On March 20, 2008, the FDA approved bendamustine hydrochloride (Treanda), an intravenously (IV) administered alkylating agent, for the treatment of patients with chronic lymphocytic leukemia (CLL). The recommended dose of bendamustine for CLL treatment is 100 mg/m2 administered IV over 30 minutes on days 1 and 2 of a 28-day cycle, up to 6 cycles.
On October 31, 2008, the FDA approved bendamustine for the treatment of patients with indolent B-cell non-Hodgkin lymphoma (NHL) that progressed during or within 6 months of treatment with rituximab or a rituximab-containing treatment regimen. For patients with indolent NHL, bendamustine is administered as a 60-minute IV infusion on days 1 and 2 of a 21-day cycle for up to 8 cycles. The recommended dose is 120 mg/m2.
A patient’s dose of bendamustine is placed in a 500-mL infusion bag of 0.9% Sodium Chloride Injection, USP (normal saline). As an alternative to normal saline, a 500 mL infusion bag of 2.5% Dextrose/0.45% Sodium Chloride Injection, USP, may be considered. The resulting final concentration of bendamustine in the infusion bag should be within 0.2-0.6 mg/mL.
Although the exact mechanism of action of bendamustine is unknown, it is a bifunctional mechlorethamine derivative that contains a purine-like benzimidazole ring. Mechlorethamine and its derivatives form electrophilic alkyl groups, and these groups form covalent bonds with electron-rich nucleophilic moieties, resulting in interstrand DNA crosslinks. This bifunctional covalent linkage can lead to cell death via several pathways; therefore, bendamustine is active against both dividing and resting cells.

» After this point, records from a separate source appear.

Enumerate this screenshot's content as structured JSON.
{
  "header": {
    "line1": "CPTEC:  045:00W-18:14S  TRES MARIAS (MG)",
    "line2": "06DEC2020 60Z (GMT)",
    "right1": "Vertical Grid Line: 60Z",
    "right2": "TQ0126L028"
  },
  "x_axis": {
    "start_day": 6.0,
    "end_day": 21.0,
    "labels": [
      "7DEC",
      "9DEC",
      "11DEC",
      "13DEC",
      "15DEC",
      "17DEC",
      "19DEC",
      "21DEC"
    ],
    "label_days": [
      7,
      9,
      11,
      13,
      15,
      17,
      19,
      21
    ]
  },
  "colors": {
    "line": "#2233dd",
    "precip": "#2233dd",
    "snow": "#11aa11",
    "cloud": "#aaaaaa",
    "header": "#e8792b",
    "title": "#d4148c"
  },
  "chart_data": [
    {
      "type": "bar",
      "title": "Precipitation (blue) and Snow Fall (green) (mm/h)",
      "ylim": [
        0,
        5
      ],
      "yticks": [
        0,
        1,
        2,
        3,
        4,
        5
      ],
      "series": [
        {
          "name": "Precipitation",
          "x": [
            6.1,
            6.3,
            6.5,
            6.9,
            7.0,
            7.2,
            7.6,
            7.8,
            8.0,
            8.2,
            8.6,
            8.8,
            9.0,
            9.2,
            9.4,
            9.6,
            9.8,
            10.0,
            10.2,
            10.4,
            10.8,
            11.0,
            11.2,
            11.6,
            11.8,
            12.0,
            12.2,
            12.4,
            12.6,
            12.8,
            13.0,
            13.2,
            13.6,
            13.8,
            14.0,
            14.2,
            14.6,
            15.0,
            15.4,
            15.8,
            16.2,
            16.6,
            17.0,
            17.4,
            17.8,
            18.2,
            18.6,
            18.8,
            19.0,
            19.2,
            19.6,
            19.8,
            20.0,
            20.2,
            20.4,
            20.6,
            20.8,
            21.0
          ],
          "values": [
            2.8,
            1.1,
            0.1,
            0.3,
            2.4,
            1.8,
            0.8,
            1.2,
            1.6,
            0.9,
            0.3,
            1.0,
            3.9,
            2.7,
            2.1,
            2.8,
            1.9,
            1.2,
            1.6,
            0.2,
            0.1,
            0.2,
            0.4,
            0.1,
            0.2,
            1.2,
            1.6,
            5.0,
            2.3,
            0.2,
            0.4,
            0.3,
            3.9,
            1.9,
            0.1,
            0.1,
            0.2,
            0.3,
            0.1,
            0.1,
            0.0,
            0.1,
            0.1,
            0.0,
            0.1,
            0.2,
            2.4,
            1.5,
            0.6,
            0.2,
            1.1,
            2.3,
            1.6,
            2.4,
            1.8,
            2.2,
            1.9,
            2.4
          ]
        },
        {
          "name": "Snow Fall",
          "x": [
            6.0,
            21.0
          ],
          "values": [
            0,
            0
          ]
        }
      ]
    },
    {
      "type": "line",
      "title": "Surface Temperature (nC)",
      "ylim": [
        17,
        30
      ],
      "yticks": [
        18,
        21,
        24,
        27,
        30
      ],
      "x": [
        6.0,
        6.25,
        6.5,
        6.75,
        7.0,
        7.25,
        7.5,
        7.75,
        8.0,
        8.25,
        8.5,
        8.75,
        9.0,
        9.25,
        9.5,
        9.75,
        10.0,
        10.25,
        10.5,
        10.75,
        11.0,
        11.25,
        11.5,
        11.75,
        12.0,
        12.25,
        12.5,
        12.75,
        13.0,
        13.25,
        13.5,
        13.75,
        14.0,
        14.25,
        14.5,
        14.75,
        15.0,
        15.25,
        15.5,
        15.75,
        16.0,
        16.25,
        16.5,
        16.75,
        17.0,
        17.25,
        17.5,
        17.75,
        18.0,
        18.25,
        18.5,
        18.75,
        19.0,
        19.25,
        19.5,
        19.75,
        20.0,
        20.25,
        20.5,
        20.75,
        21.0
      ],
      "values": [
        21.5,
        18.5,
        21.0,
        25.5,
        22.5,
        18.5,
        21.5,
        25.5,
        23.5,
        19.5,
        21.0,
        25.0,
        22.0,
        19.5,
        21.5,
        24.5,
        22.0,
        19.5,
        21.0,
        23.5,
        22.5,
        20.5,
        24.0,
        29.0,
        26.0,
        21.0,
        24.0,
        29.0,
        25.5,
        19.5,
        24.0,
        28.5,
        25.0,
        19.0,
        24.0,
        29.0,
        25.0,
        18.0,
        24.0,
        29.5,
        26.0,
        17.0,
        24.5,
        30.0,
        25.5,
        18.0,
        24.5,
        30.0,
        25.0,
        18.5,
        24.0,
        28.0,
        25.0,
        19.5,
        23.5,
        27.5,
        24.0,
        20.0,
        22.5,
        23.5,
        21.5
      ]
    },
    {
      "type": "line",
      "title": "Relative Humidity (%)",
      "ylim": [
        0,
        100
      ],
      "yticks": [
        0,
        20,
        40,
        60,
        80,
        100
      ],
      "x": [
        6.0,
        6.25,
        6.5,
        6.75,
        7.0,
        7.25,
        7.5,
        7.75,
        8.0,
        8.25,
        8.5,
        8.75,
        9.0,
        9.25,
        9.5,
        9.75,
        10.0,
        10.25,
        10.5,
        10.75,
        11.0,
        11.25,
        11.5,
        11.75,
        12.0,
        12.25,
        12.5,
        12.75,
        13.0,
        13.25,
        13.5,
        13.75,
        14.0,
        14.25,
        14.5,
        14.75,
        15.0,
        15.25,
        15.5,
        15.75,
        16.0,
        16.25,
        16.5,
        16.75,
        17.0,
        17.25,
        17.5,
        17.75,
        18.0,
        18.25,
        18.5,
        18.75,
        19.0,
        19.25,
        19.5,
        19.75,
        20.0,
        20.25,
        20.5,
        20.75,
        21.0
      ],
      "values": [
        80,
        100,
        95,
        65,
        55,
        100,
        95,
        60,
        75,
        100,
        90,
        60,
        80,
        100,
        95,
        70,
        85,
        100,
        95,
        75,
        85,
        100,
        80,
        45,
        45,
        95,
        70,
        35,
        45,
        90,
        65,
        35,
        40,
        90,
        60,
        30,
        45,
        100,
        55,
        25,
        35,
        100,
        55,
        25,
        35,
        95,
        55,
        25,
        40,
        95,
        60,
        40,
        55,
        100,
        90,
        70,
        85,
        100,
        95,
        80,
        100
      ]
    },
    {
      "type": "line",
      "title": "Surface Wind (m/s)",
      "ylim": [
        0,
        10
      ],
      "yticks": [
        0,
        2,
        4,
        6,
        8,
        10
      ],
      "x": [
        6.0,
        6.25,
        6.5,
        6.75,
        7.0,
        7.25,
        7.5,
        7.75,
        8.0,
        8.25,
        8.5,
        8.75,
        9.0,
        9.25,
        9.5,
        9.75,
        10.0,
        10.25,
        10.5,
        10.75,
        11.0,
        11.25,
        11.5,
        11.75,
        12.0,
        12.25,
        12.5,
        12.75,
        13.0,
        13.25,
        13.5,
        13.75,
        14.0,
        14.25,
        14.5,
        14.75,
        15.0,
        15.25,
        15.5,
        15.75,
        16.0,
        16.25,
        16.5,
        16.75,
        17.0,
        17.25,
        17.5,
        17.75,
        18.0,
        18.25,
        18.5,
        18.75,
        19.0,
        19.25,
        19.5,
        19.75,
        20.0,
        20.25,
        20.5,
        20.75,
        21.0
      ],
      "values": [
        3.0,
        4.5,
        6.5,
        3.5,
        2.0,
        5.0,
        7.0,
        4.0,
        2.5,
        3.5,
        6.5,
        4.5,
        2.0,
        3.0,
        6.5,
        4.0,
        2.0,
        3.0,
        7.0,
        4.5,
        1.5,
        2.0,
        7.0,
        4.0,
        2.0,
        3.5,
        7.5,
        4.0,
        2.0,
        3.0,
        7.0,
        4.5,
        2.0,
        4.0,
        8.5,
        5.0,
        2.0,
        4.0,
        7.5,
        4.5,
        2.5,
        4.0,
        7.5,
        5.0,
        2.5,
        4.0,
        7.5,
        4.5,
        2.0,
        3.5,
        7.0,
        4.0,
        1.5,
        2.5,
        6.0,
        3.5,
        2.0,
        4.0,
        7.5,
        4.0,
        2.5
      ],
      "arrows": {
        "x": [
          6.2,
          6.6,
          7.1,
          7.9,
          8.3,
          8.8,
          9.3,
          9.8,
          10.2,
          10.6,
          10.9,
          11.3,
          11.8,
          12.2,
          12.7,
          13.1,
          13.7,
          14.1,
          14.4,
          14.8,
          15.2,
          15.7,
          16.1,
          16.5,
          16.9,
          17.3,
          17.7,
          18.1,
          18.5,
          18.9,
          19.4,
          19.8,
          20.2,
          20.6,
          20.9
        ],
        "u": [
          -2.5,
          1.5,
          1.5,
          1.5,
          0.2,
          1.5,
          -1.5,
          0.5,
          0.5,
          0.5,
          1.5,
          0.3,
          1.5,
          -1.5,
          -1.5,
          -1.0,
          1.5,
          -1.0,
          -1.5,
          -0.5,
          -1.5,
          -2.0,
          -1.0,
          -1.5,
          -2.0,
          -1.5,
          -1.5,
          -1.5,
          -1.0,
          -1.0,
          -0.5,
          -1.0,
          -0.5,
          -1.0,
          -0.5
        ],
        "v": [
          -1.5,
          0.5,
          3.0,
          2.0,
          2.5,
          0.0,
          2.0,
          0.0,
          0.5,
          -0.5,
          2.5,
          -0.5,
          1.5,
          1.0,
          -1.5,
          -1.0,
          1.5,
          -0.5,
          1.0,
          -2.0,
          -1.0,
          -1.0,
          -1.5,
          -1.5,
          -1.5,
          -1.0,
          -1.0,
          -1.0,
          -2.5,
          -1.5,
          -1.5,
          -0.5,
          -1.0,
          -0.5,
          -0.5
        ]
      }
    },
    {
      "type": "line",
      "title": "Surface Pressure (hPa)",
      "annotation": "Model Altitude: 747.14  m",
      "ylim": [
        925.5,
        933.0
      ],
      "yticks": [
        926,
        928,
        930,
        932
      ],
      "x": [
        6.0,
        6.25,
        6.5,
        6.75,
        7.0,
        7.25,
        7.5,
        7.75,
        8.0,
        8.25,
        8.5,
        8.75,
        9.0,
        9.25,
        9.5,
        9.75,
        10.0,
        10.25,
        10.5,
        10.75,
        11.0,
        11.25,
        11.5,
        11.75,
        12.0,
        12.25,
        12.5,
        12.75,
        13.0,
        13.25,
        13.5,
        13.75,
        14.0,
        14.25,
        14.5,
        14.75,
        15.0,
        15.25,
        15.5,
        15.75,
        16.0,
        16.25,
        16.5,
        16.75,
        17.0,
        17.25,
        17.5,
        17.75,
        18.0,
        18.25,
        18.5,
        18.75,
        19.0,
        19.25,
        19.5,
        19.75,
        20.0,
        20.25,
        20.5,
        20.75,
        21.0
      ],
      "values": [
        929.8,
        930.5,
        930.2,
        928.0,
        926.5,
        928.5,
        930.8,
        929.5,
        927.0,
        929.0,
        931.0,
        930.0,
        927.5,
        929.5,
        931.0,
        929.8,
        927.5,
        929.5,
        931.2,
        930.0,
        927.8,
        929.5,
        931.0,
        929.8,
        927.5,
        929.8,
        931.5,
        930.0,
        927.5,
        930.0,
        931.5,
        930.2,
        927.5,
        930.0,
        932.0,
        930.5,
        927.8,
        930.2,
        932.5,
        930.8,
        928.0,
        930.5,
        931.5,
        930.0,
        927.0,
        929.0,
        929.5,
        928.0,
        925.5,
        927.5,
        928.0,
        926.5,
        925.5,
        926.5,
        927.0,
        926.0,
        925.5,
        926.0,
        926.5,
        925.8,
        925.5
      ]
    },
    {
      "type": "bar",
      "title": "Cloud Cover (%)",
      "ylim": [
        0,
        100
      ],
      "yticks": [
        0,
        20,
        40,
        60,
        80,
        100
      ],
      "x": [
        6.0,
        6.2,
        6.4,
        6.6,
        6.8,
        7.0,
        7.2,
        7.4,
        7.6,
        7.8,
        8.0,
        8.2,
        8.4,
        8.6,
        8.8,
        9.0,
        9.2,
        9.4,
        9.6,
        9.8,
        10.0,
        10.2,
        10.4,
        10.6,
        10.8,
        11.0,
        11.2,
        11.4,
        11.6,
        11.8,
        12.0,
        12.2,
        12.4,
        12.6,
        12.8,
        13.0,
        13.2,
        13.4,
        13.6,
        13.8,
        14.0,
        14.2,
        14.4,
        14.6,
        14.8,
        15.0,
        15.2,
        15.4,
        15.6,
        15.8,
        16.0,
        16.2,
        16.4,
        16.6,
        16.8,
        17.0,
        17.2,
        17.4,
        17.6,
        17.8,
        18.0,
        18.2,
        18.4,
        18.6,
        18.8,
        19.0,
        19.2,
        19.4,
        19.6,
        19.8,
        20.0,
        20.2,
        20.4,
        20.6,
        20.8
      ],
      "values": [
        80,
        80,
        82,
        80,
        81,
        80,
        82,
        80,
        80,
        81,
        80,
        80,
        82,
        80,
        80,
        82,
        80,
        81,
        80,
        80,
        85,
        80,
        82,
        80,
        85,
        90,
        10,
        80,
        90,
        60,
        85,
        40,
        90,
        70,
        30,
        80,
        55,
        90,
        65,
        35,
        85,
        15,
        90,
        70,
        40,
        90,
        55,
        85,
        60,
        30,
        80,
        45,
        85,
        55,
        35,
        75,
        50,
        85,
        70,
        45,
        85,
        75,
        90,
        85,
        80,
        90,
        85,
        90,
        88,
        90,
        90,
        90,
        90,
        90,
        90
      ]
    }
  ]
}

Bendamustine prescribing information (PI) does not classify the drug as an irritant or vesicant and instructs clinicians to take precautions to avoid extravasation, including monitoring the intravenous infusion site during and after administration. The PI states that the manufacturer has received postmarketing reports of bendamustine extravasations that caused pain, erythema, and swelling and necessitated patient hospitalization. Precautions should be taken to avoid extravasation, including monitoring of the intravenous infusion site for redness, swelling, pain, infection, and necrosis during and after administration.
In personal communication with the manufacturer on October 21, 2011, the manufacturer stated that limited data on bendamustine extravasation are available in the literature. A local tolerance study in an animal model indicated that bendamustine has the potential to produce irritation to the vein and surrounding tissue at concentrations of 0.2, 0.6, and 1.0 mg/mL. The manufacturer noted that when bendamustine is reconstituted and prepared as directed in the PI, it does not appear to be a vesicant but appears to be a local irritant upon infiltration into the tissue. In the event of an infiltration of bendamustine, immediate action should be taken to discontinue the infusion and remove the IV catheter (or non-coring needle from an implanted port). According to the manufacturer, there are no specific antidotes or treatment recommendations for bendamustine infiltration.
Because of bendamustine’s potential to cause pain and erythema to the extent that hospitalization has been required for some patients, it would be prudent to administer bendamustine using vesicant precautions (eg, use a new IV site in a large vein in the forearm, avoid using an IV infusion pump, and monitor the IV site and verify blood return every 5 to 10 minutes). Patients receiving bendamustine should be instructed to immediately report any change in sensation at the IV site, and report any unusual tugging or pulling on the IV tubing, which increase the risk of IV device or noncoring needle dislodgment.